STAT 5 and NF-Y are involved in expression and growth hormone-mediated sexually dimorphic regulation of cytochrome P450 3A10/lithocholic acid 6beta-hydroxylase.

The level of expression of a number of sexually differentiated liver proteins is primarily determined by plasma growth hormone (GH). Adult males have a pulsatile profile of GH release, while females have a relatively steady-state pattern of GH release. An important subset of these sexually differentiated hepatic proteins is certain cytochrome P450s (P450s). CYP3A10/6beta-hydroxylase is a male-specific P450 that catalyzes 6beta-hydroxylation of lithocholic acid, and the pattern of GH secretion is directly responsible for male-specific expression of this gene. The DNA element involved in GH-mediated regulation of CYP3A10/6beta-hydroxylase promoter activity binds a member of the STAT (signal transducers and activators of transcription) family of proteins.

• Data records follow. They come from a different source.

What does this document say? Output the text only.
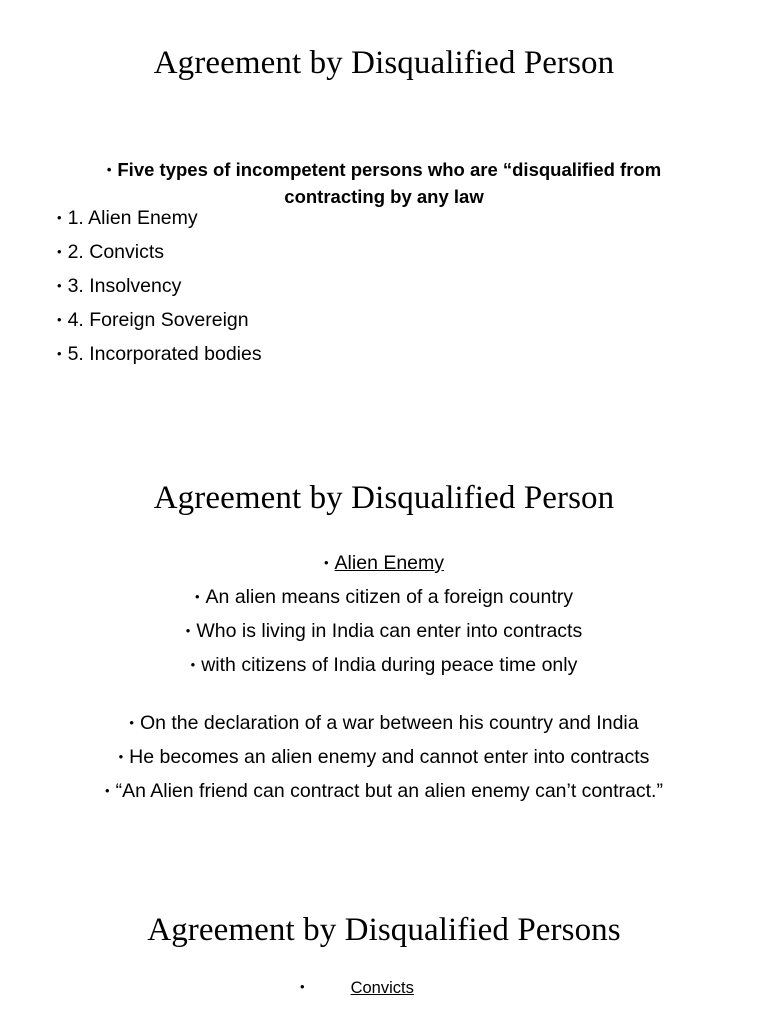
Agreement by Disqualified Person
• Five types of incompetent persons who are “disqualified from
contracting by any law
• 1. Alien Enemy
• 2. Convicts
• 3. Insolvency
• 4. Foreign Sovereign
• 5. Incorporated bodies
Agreement by Disqualified Person
• Alien Enemy
• An alien means citizen of a foreign country
• Who is living in India can enter into contracts
• with citizens of India during peace time only
• On the declaration of a war between his country and India
• He becomes an alien enemy and cannot enter into contracts
• “An Alien friend can contract but an alien enemy can’t contract.”
Agreement by Disqualified Persons
•	Convicts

In this study we functionally demonstrate that two members of the STAT family, STAT 5a and STAT 5b, mediate GH-dependent regulation of CYP3A10/6beta-hydroxylase promoter activity. Furthermore, a neighboring DNA element binds NF-Y, a transcription factor involved in maintaining high levels of transcription of many genes and known to functionally interact with other factors. In the CYP3A10/6beta-hydroxylase gene, NF-Y also modulates binding of STAT 5, thereby modulating GH-mediated activation of its transcription.